Promptly after the determination thereof, the Company shall give the Trustee written notice of the Redemption Price provided for in this Addendum, and the Trustee shall not be responsible for such calculation. If a Note is redeemed on or after a Regular Record Date but on or prior to the related Interest Payment Date, any accrued and unpaid interest to the Redemption Date shall be paid on the Redemption Date to the Person in whose name a Note is registered at the close of business on such Regular Record Date. Unless the Company defaults in payment of the Redemption Price, from and after the Redemption Date, interest will cease to accrue on the Notes or portions thereof called for redemption.

 

  (4)

Except pursuant to this Addendum, the Notes shall not be redeemable at the Company’s option prior to the Stated Maturity.


  (5)

Any redemption pursuant to this Addendum shall be made pursuant to the provisions of Sections 11.01 through 11.07 of the Indenture.

 

  (6)

Any redemption notice may, at the Company’s discretion, be subject to one or more conditions precedent, including completion of a corporate transaction. In such event, the related notice of redemption shall describe each such condition and, if applicable, shall state that, at the Company’s discretion, the Redemption Date may be delayed until such time as any or all such conditions shall be satisfied or waived (provided that in no event shall such Redemption Date be delayed to a date later than 60 days after the date on which such notice was given), or such redemption may not occur and such notice may be rescinded in the event that any or all such conditions shall not have been satisfied or waived by the Redemption Date, or by the Redemption Date as so delayed.

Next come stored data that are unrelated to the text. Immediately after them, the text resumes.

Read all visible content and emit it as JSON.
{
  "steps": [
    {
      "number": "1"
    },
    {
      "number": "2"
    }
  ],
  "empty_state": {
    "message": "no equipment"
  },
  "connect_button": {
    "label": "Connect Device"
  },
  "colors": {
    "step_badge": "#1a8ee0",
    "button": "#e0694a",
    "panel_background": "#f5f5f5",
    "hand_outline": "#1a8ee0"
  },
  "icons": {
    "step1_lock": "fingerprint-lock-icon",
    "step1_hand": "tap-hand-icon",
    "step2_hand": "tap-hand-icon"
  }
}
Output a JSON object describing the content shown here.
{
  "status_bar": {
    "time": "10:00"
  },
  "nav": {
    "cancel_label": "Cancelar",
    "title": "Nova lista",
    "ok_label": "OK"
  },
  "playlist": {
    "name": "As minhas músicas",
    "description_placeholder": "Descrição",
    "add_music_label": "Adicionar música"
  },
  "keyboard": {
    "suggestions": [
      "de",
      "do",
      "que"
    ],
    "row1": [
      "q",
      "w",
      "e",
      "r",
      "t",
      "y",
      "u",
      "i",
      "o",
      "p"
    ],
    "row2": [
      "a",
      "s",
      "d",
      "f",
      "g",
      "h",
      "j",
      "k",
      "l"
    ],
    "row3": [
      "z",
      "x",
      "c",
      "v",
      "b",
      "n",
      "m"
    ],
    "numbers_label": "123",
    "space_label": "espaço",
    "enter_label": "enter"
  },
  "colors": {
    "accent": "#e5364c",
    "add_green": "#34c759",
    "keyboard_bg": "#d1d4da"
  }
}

As used in this Addendum:“Applicable Premium” means, with respect to a Note on any Redemption Date, the excess, if any, of (x) the present value as of such Redemption Date of (i) 100% of the principal amount of such Note plus (ii) all required interest payments due on such Note through [if a par call feature is applicable—the Optional Redemption Date][if this Note is not subject to a par call feature—the Stated Maturity], assuming such Note matured on such date (excluding accrued but unpaid interest to the Redemption Date), computed using a discount rate equal to the Applicable Treasury Rate as of such Redemption Date plus the basis points as specified on the face of this Note, over (y) the then outstanding principal of such Note; and

Applicable Treasury Rate” means as of any Redemption Date, the yield to stated maturity at the time of computation of United States Treasury securities with a constant maturity (as compiled and published in the most recent statistical release designated as “H.15” under the caption “Treasury constant maturities” or any successor publication which is published at least weekly by the Board of Governors of the Federal Reserve System (or companion online data resource published by the Board of Governors of the Federal Reserve System) and which establishes yields on actively traded United States Treasury securities adjusted to constant maturity that has become publicly available at least two Business Days prior to the Redemption Date (or, if such statistical release is no longer published, any publicly available source or similar market data)) most nearly equal to the period from the Redemption Date to [if a par call feature is applicable—the Optional Redemption Date][if this Note is not subject to a par call feature—the Stated Maturity]; provided, however, that if the period from the Redemption Date to [If a par call feature is applicable—the Optional Redemption Date][If this Note is not subject to a par call feature—the Stated Maturity] is not equal to the constant maturity of a United States Treasury security for which a weekly average yield is given, the Applicable Treasury Rate shall be obtained by linear interpolation (calculated to the nearest one-twelfth of a year) from the weekly average yields of United States Treasury securities for which such yields are given, except that if the period from the Redemption Date to [If a par call feature is applicable—the Optional Redemption Date][If this Note is not subject to a par call feature—the Stated Maturity] is less than one year, the weekly average yield on actually traded United States Treasury securities adjusted to a constant maturity of one year will be used.]